Lasciamo la narrazione alla devozione popolare per osservare invece ciò che realmente sussiste dietro al contenuto apologetico, il quale acquista un senso se visto in relazione all’ insieme culturale che il paese espresse dopo gli avvenimenti della prima metà del secolo XVI, avvenimenti che si rivelarono fecondi di racconti orali. Per valutare adeguatamente l’episodio dal punto di vista storico, occorre circoscrivere il nucleo in cui si configurò l’accaduto, cioè il possibile occultamento della statua per sottrarla al vandalismo dei soldati occupanti. Rientrano infatti tra gli aspetti caratteristici dell’esposizione una combinazione di diversi elementi e reminiscenze storiche che si riconnettono a quegli episodi che portarono all’annientamento dei signori feudali locali. Ciò conferma come, dalle tragiche esperienze di guerra, il popolo abbia fatto costante riferimento alla fede e nel contempo abbia dato corpo ad eventi particolari, fra i quali figurano la sparizione della statua della Madonna sotto la “scure” di un soldato di confessione protestante, appartenente alle truppe imperiali, ivi stanziatesi durante l’assedio di Verrua del 1552, posto dal maresciallo francese Carlo Cossé de Brissac.

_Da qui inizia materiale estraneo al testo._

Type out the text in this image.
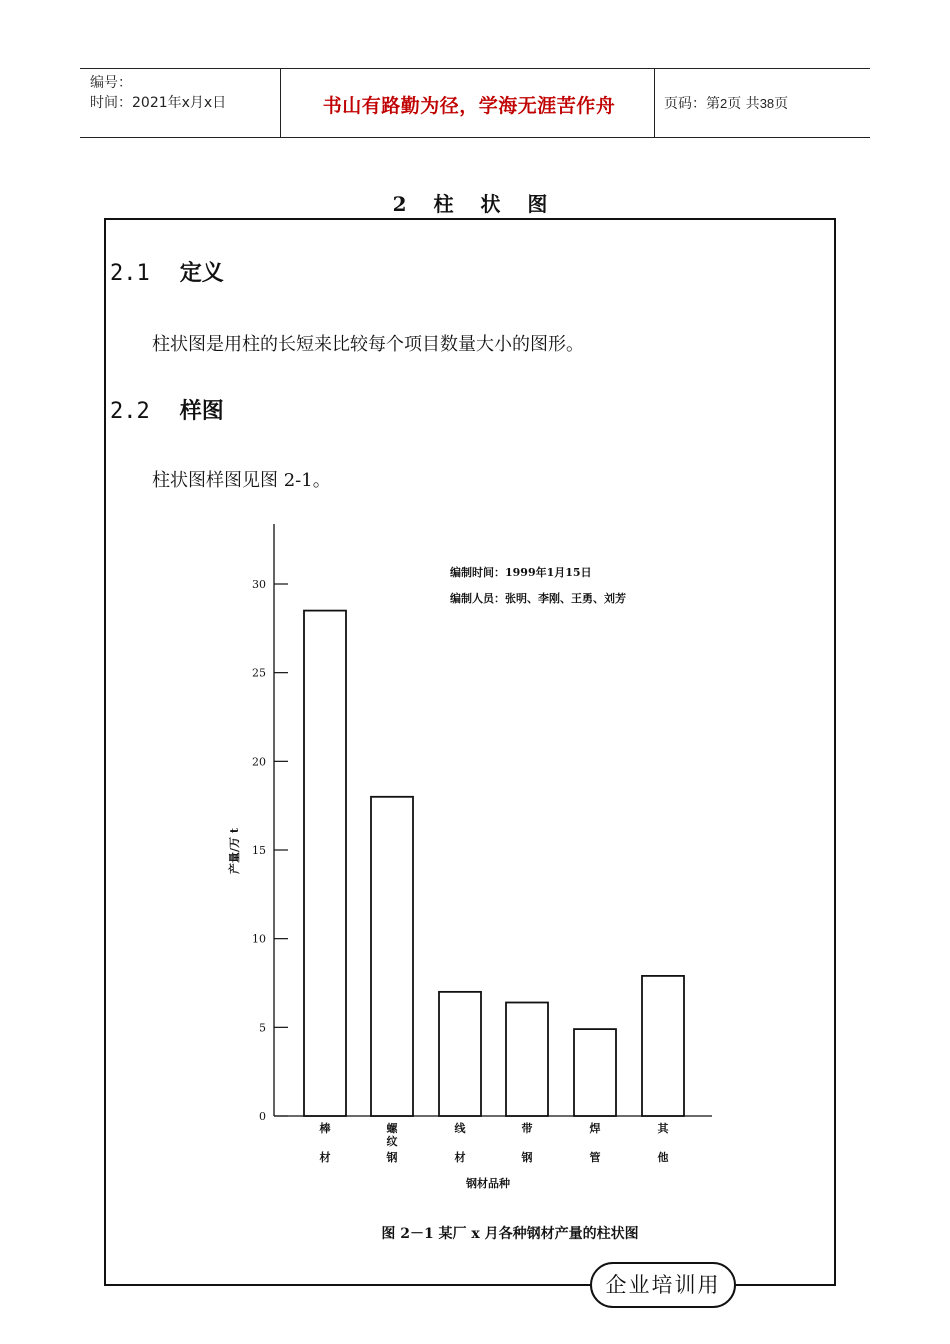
编号：
时间：2021年x月x日	书山有路勤为径，学海无涯苦作舟	页码：第2页 共38页
2 柱 状 图
2.1 定义
柱状图是用柱的长短来比较每个项目数量大小的图形。
2.2 样图
柱状图样图见图 2-1。
0
5
10
15
20
25
30
棒
材
螺
纹
钢
线
材
带
钢
焊
管
其
他
钢材品种
产量/万 t
编制时间：1999年1月15日
编制人员：张明、李刚、王勇、刘芳
图 2－1 某厂 x 月各种钢材产量的柱状图
企业培训用
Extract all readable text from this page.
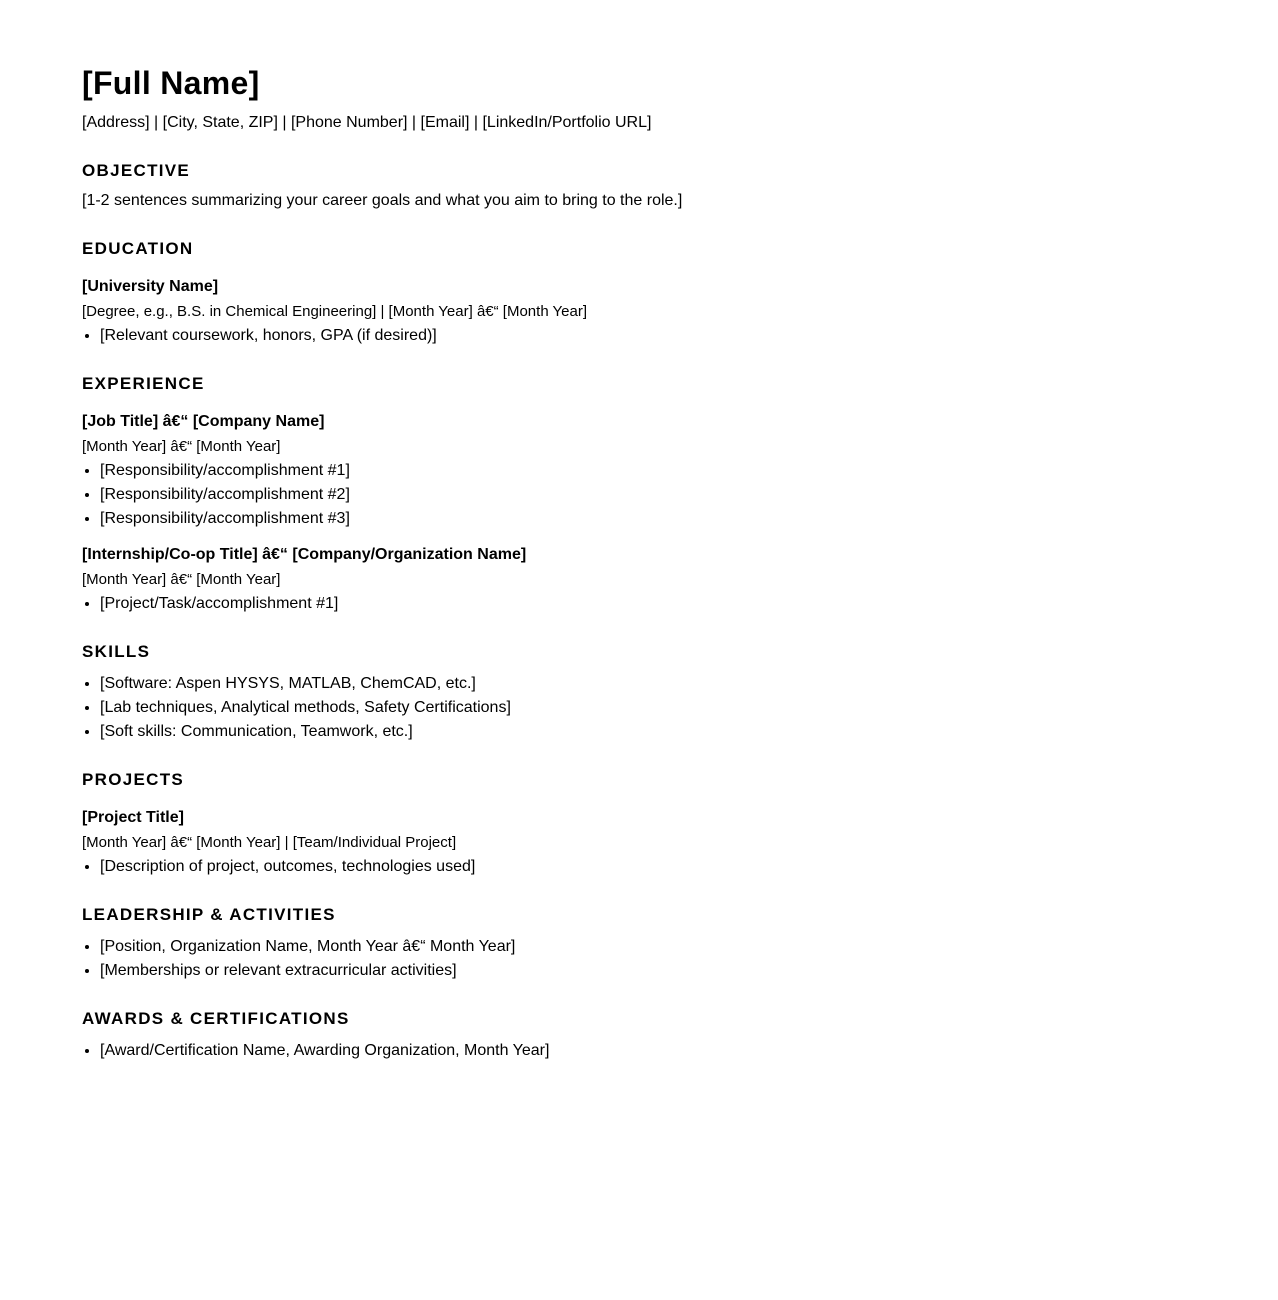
[Full Name]
[Address] | [City, State, ZIP] | [Phone Number] | [Email] | [LinkedIn/Portfolio URL]
OBJECTIVE
[1-2 sentences summarizing your career goals and what you aim to bring to the role.]
EDUCATION
[University Name]
[Degree, e.g., B.S. in Chemical Engineering] | [Month Year] â€“ [Month Year]
• [Relevant coursework, honors, GPA (if desired)]
EXPERIENCE
[Job Title] â€“ [Company Name]
[Month Year] â€“ [Month Year]
• [Responsibility/accomplishment #1]
• [Responsibility/accomplishment #2]
• [Responsibility/accomplishment #3]
[Internship/Co-op Title] â€“ [Company/Organization Name]
[Month Year] â€“ [Month Year]
• [Project/Task/accomplishment #1]
SKILLS
• [Software: Aspen HYSYS, MATLAB, ChemCAD, etc.]
• [Lab techniques, Analytical methods, Safety Certifications]
• [Soft skills: Communication, Teamwork, etc.]
PROJECTS
[Project Title]
[Month Year] â€“ [Month Year] | [Team/Individual Project]
• [Description of project, outcomes, technologies used]
LEADERSHIP & ACTIVITIES
• [Position, Organization Name, Month Year â€“ Month Year]
• [Memberships or relevant extracurricular activities]
AWARDS & CERTIFICATIONS
• [Award/Certification Name, Awarding Organization, Month Year]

Poiché è noto come le milizie luterane profanassero le chiese dedicate alla Madonna, l’episodio della sparizione del simulacro ha una sicura cornice storica, anche perché fu proprio in quel periodo che la chiesa cadde in rovina. Pertanto il fatto va individuato, come si è detto, nel 1552, periodo in cui dovette modellarsi il racconto su eventi calamitosi subìti dalla popolazione circostante. La possibilità del “prodigio” è ovviamente legata alla fede. Tuttavia oggi, anche nel campo scientifico, il pregiudizio dell’ impossibilità del miracolo va cedendo posto ad una considerazione più serena ed integrale di ciò che non è attribuibile alle sole forze della natura, come la cronaca, anche contemporanea, ci presenta. Se determinati casi sono constatabili oggi, sarebbe un errato procedimento storico il negare la realtà di avvenimenti riferiti al passato, solo perché ascrivibili ad una fenomenologia prodigiosa.

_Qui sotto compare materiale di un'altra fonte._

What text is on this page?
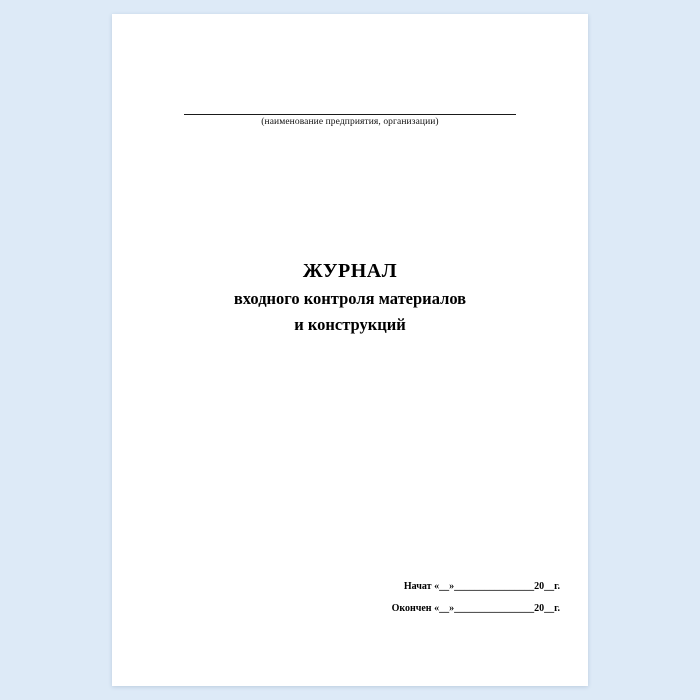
(наименование предприятия, организации)
ЖУРНАЛ
входного контроля материалов
и конструкций
Начат «__»________________20__г.
Окончен «__»________________20__г.
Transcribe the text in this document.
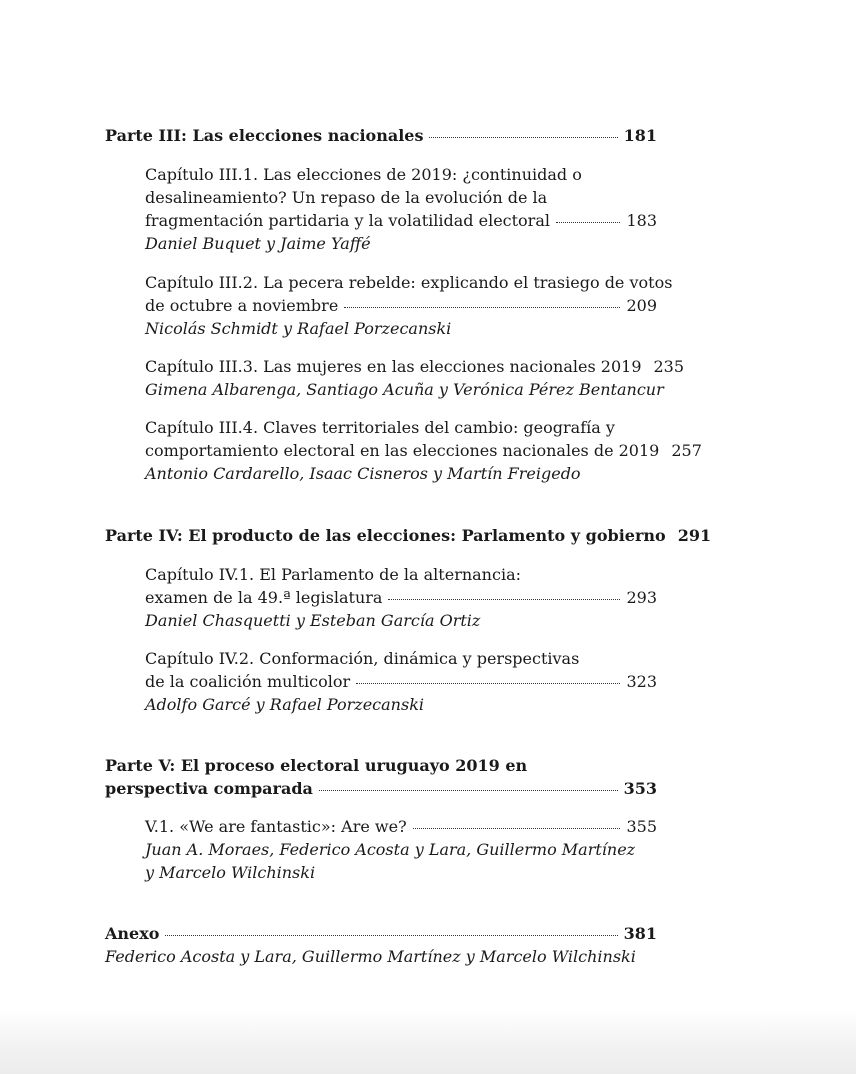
Parte III: Las elecciones nacionales	181
Capítulo III.1. Las elecciones de 2019: ¿continuidad o
desalineamiento? Un repaso de la evolución de la
fragmentación partidaria y la volatilidad electoral	183
Daniel Buquet y Jaime Yaffé
Capítulo III.2. La pecera rebelde: explicando el trasiego de votos
de octubre a noviembre	209
Nicolás Schmidt y Rafael Porzecanski
Capítulo III.3. Las mujeres en las elecciones nacionales 2019 235
Gimena Albarenga, Santiago Acuña y Verónica Pérez Bentancur
Capítulo III.4. Claves territoriales del cambio: geografía y
comportamiento electoral en las elecciones nacionales de 2019 257
Antonio Cardarello, Isaac Cisneros y Martín Freigedo
Parte IV: El producto de las elecciones: Parlamento y gobierno 291
Capítulo IV.1. El Parlamento de la alternancia:
examen de la 49.ª legislatura	293
Daniel Chasquetti y Esteban García Ortiz
Capítulo IV.2. Conformación, dinámica y perspectivas
de la coalición multicolor	323
Adolfo Garcé y Rafael Porzecanski
Parte V: El proceso electoral uruguayo 2019 en
perspectiva comparada	353
V.1. «We are fantastic»: Are we?	355
Juan A. Moraes, Federico Acosta y Lara, Guillermo Martínez
y Marcelo Wilchinski
Anexo	381
Federico Acosta y Lara, Guillermo Martínez y Marcelo Wilchinski
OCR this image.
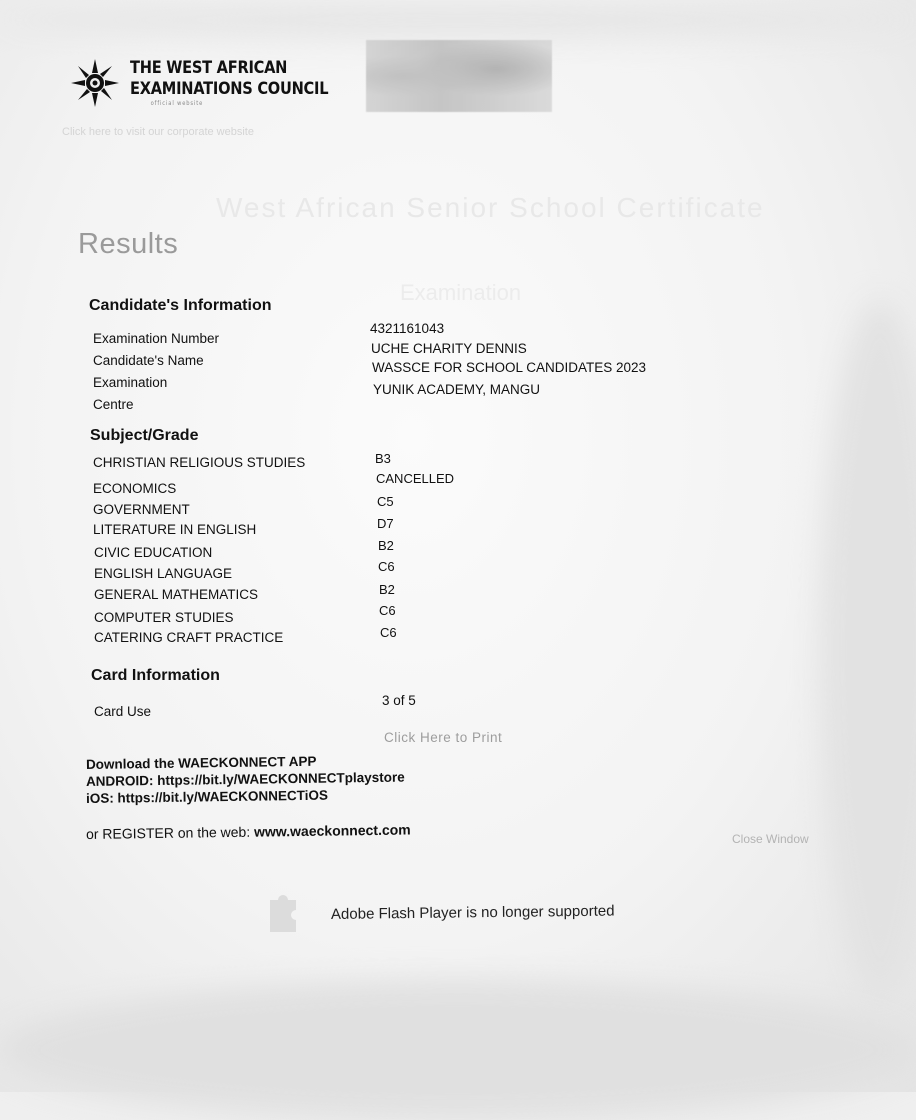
THE WEST AFRICAN
EXAMINATIONS COUNCIL
official website
Click here to visit our corporate website
West African Senior School Certificate
Examination
Results
Candidate's Information
Examination Number
Candidate's Name
Examination
Centre
4321161043
UCHE CHARITY DENNIS
WASSCE FOR SCHOOL CANDIDATES 2023
YUNIK ACADEMY, MANGU
Subject/Grade
CHRISTIAN RELIGIOUS STUDIES
ECONOMICS
GOVERNMENT
LITERATURE IN ENGLISH
CIVIC EDUCATION
ENGLISH LANGUAGE
GENERAL MATHEMATICS
COMPUTER STUDIES
CATERING CRAFT PRACTICE
B3
CANCELLED
C5
D7
B2
C6
B2
C6
C6
Card Information
Card Use
3 of 5
Click Here to Print
Download the WAECKONNECT APP
ANDROID: https://bit.ly/WAECKONNECTplaystore
iOS: https://bit.ly/WAECKONNECTiOS
or REGISTER on the web: www.waeckonnect.com	Close Window
Adobe Flash Player is no longer supported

La notizia della distruzione della chiesa del Palazzo in tale periodo e con essa probabilmente il suo archivio, si ricava dal testamento della già citata Bolongara. Nel documento, redatto nel 1577, si fa menzione della Madona (…) nuovamente fabricata fuori dalle mura di questo loco, a cura e spese della stessa testatrice a honor di Dio et de la gloriosa Vergine Maria. L’opera della pia donna è ricordata anche da una postilla a margine della sua data di morte. Il ripristino degli edifici religiosi dedicati alla Madonna, come la chiesa di Via Longa nella frazione di Ciseno (oggi Santa Maria) e quella dell’Annunziata sulla strada per Livorno Ferraris, attestano il rifiorire del culto mariano e la dedizione di fede che si estrinsecò anche nella ricostruzione del sacello, già dimora del venerato simulacro.

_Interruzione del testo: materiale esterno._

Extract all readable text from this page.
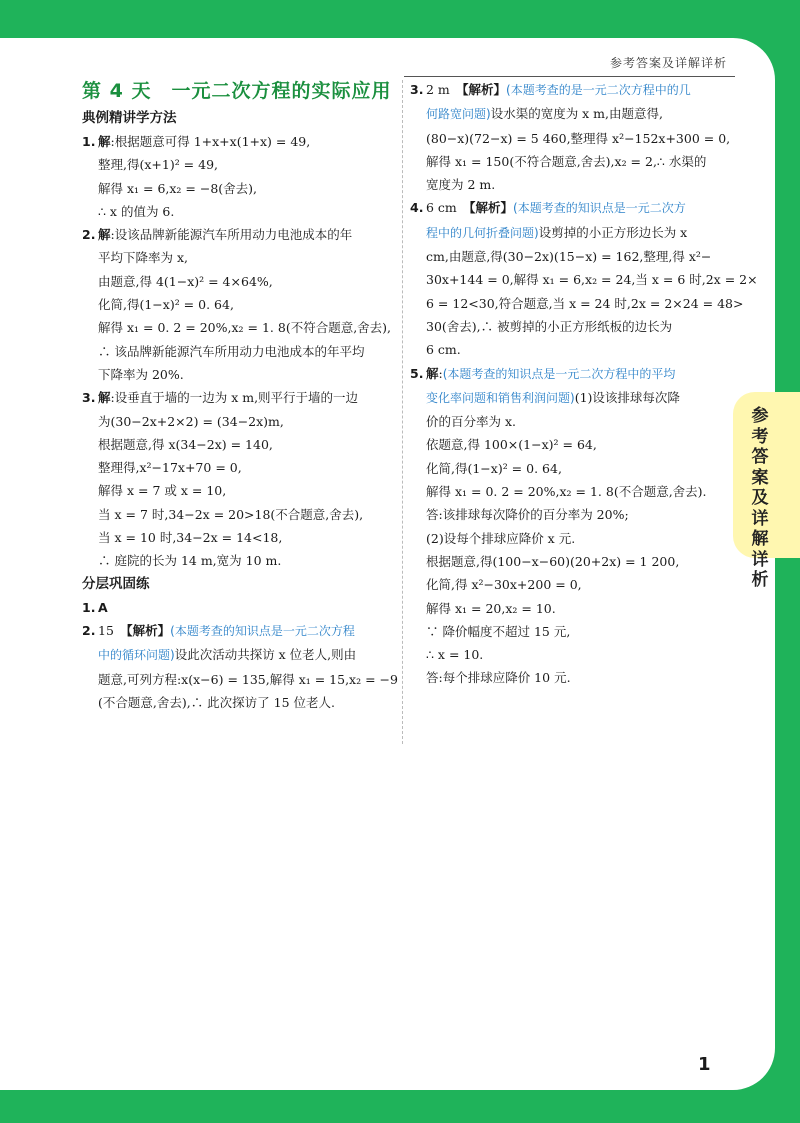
参考答案及详解详析
第 4 天　一元二次方程的实际应用
典例精讲学方法
1. 解:根据题意可得 1+x+x(1+x) = 49,
整理,得(x+1)² = 49,
解得 x₁ = 6,x₂ = −8(舍去),
∴ x 的值为 6.
2. 解:设该品牌新能源汽车所用动力电池成本的年
平均下降率为 x,
由题意,得 4(1−x)² = 4×64%,
化简,得(1−x)² = 0. 64,
解得 x₁ = 0. 2 = 20%,x₂ = 1. 8(不符合题意,舍去),
∴ 该品牌新能源汽车所用动力电池成本的年平均
下降率为 20%.
3. 解:设垂直于墙的一边为 x m,则平行于墙的一边
为(30−2x+2×2) = (34−2x)m,
根据题意,得 x(34−2x) = 140,
整理得,x²−17x+70 = 0,
解得 x = 7 或 x = 10,
当 x = 7 时,34−2x = 20>18(不合题意,舍去),
当 x = 10 时,34−2x = 14<18,
∴ 庭院的长为 14 m,宽为 10 m.
分层巩固练
1. A
2. 15　【解析】(本题考查的知识点是一元二次方程
中的循环问题)设此次活动共探访 x 位老人,则由
题意,可列方程:x(x−6) = 135,解得 x₁ = 15,x₂ = −9
(不合题意,舍去),∴ 此次探访了 15 位老人.
3. 2 m　【解析】(本题考查的是一元二次方程中的几
何路宽问题)设水渠的宽度为 x m,由题意得,
(80−x)(72−x) = 5 460,整理得 x²−152x+300 = 0,
解得 x₁ = 150(不符合题意,舍去),x₂ = 2,∴ 水渠的
宽度为 2 m.
4. 6 cm　【解析】(本题考查的知识点是一元二次方
程中的几何折叠问题)设剪掉的小正方形边长为 x
cm,由题意,得(30−2x)(15−x) = 162,整理,得 x²−
30x+144 = 0,解得 x₁ = 6,x₂ = 24,当 x = 6 时,2x = 2×
6 = 12<30,符合题意,当 x = 24 时,2x = 2×24 = 48>
30(舍去),∴ 被剪掉的小正方形纸板的边长为
6 cm.
5. 解:(本题考查的知识点是一元二次方程中的平均
变化率问题和销售利润问题)(1)设该排球每次降
价的百分率为 x.
依题意,得 100×(1−x)² = 64,
化简,得(1−x)² = 0. 64,
解得 x₁ = 0. 2 = 20%,x₂ = 1. 8(不合题意,舍去).
答:该排球每次降价的百分率为 20%;
(2)设每个排球应降价 x 元.
根据题意,得(100−x−60)(20+2x) = 1 200,
化简,得 x²−30x+200 = 0,
解得 x₁ = 20,x₂ = 10.
∵ 降价幅度不超过 15 元,
∴ x = 10.
答:每个排球应降价 10 元.
1
参考答案及详解详析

Se l’antica chiesa fu oggetto di saccheggi da parte dei soldati tedeschi che cercavano di distruggere la statua, appare evidente che il principio ispiratore del fatto soprannaturale si manifestò in modo spontaneo e fuori dagli schemi razionali. Il sacello, da tempo abbandonato, cadde rovinosamente, come cadde il monastero di Santa Maria delle Grazie che sorgeva nei pressi dell’attuale Viale Rimembranza. Gli elementi sui quali la narrazione insiste nel rappresentare i fatti descritti come effetto della potenza divina non permettono – come già rilevato – una esatta indagine, mancando qualsiasi riscontro documentario. Tuttavia, la manifestazione miracolosa si radicò e prevalse nell’ immaginario collettivo e conseguentemente ci pare lecito supporre che l’amore della gente verso la Madonna abbia “salvato” una statua da tempo venerata, senza aver bisogno di ricorsi surrogatori, tanto grande è la fede che il popolo cristiano ha sempre manifestato a questo centro devozionale.